Tuesday, August 05, 2008

O Inferno dos Outros

Voltando do trabalho com o bom humor de quem está a poucos minutos de um delicioso almoço, vejo um cãozinho hesitante no meio da rua, na frente do carro à minha esquerda, que parou para evitar o "laticínio". O bicho ameaça entrar na minha faixa, paro o carro também, assim como o carro à minha direita. O cãozinho então desaparece da minha vista, e após alguns instantes eu e o da direita damos partida, no que ouvimos os ganidos de dor do bichinho atingido. Não sei qual de nós o acertou, nem se ele sobreviveu. Sei que o desespero do animal, correndo em círculos e gemendo alto, ficou impresso em minha mente, destruindo o bem-estar que me acompanhava na ocasião.

Viajando com um amigo, a conversa desagua no caso do primo dele, que anda deslumbrado com drogas e bandidos, matando os pais de desgosto com a impenetrável questão: onde erramos? O primo teve acesso ao melhor que a classe média pode oferecer. Na ânsia por respostas, especula-se sobre a revolta dele ao se descobrir adotado, sobre o excesso de liberdade concedido pelos pais, sobre a falta de uma atitude mais enérgica para recolocá-lo nos trilhos quando começou a descarrilhar... É imposssível medir o peso de cada fator no descaminho do primo, e "o que aconteceria se..." é uma pergunta tão inevitável quanto inútil.

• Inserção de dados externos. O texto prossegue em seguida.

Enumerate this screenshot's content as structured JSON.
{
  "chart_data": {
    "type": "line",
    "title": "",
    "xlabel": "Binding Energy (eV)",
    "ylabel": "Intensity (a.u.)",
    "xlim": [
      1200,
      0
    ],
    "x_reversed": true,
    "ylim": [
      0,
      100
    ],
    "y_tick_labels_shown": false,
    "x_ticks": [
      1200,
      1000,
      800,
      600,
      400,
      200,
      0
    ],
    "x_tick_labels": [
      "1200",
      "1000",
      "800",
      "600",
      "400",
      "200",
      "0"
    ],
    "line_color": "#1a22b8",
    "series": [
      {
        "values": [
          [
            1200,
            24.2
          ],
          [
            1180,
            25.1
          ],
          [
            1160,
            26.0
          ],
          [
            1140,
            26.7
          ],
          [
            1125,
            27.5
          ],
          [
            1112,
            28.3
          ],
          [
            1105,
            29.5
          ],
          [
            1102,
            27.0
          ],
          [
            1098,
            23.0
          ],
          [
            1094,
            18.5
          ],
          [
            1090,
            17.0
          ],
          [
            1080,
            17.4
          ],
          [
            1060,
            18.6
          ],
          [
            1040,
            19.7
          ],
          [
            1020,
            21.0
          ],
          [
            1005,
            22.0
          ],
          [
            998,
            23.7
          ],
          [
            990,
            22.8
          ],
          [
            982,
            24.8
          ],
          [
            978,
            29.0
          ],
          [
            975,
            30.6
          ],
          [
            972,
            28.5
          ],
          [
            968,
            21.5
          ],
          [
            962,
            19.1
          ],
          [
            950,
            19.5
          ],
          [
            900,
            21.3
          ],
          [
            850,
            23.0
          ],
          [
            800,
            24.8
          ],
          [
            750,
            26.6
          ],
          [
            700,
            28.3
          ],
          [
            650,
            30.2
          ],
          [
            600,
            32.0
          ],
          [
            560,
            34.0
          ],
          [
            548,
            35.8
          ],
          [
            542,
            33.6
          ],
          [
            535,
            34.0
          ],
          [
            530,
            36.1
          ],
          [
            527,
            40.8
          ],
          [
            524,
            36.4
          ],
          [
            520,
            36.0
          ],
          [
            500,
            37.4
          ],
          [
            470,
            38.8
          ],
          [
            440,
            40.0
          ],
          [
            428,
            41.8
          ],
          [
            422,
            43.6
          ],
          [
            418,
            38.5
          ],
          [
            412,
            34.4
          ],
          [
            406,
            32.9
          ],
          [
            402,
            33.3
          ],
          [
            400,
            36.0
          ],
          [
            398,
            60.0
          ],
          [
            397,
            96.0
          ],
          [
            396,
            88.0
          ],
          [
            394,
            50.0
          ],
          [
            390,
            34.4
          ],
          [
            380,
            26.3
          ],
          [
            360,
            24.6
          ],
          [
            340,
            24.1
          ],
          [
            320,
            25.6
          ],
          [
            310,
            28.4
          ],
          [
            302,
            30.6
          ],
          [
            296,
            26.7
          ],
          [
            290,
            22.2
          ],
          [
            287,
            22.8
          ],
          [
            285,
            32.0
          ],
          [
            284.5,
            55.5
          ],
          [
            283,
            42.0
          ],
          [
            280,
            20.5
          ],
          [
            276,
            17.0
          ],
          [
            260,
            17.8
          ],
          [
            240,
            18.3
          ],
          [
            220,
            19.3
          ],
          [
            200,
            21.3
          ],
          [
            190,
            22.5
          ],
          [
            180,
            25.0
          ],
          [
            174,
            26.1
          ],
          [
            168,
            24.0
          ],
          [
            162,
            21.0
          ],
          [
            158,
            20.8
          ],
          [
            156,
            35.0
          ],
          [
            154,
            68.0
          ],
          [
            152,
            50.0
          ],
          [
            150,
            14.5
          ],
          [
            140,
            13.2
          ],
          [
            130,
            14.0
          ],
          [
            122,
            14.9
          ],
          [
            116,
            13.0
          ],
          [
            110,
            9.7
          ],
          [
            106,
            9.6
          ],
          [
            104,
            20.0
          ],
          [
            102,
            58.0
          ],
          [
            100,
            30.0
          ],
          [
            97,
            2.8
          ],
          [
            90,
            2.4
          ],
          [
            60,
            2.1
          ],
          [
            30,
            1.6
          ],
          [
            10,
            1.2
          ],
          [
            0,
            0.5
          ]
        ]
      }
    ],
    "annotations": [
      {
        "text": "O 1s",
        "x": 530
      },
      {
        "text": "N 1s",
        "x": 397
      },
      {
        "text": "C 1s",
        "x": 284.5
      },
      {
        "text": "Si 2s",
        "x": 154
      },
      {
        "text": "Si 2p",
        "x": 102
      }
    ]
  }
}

Ao falar sobre o sofrimento do tio, que deixa ele próprio penalizado, meu amigo apontou que o primo não está nem aí para isso. E aqui chegamos ao que me parece o X da questão: a capacidade de se sensibilizar com a dor alheia. A imagem do cachorrinho, que tanto me abalou, provavelmente seria recebida com indiferença pelo primo.

Pesquisas recentes indicam que essa capacidade é determinada geneticamente: ao examinar o cérebro de vários psicopatas, os cientistas notaram um traço em comum: a ausência de uma substância necessária para o bom funcionamento da área cerebral responsável pela sensibilidade ao sofrimento dos outros.

É impossível medir separadamente o peso da genética e do ambiente na construção da personalidade. Nos sentimos melhor acreditando na predominância do meio, pela possibilidade de mudanças, melhoras... É doloroso aceitar que nosso precioso livre-arbítrio, ou as escolhas dos nossos pais, respondem muito menos pelo que somos do que nossos cromossomos. Principalmente quando é nosso filho quem ignora nossos ganidos e nossas corridas em círculos para tentar ajudá-lo.

3 comments:

Unknown said...

Duas vertentes determinam nosso ser:

1) Cromossomos
2) Como somos

A propósito, qual o nome da substância e que fruta ou legume a gente tem que comer para obtê-la?

Isso é importante!

Abraço,

Silvio.

Anonymous said...

O problema é como aceitar que, mesmo convencido da prevalência genética, não se há o que fazer. Como ser indiferente aos indiferentes com quem nos relacionamos?? Grande Texto, Grande abraço, Berna das quebradas!

Rafael said...

Você é tão sensível ao sofrimento da sua mãe quanto é ao dos cachorrinhos? Você tem tanto calo na sua mão quanto no seu pé? Quando você ler Proust, vai conhecer na empregada que povoou a casa da infância dele a capacidade de se importar tanto com o sofrimento do desconhecido quão pouco com o do conhecido.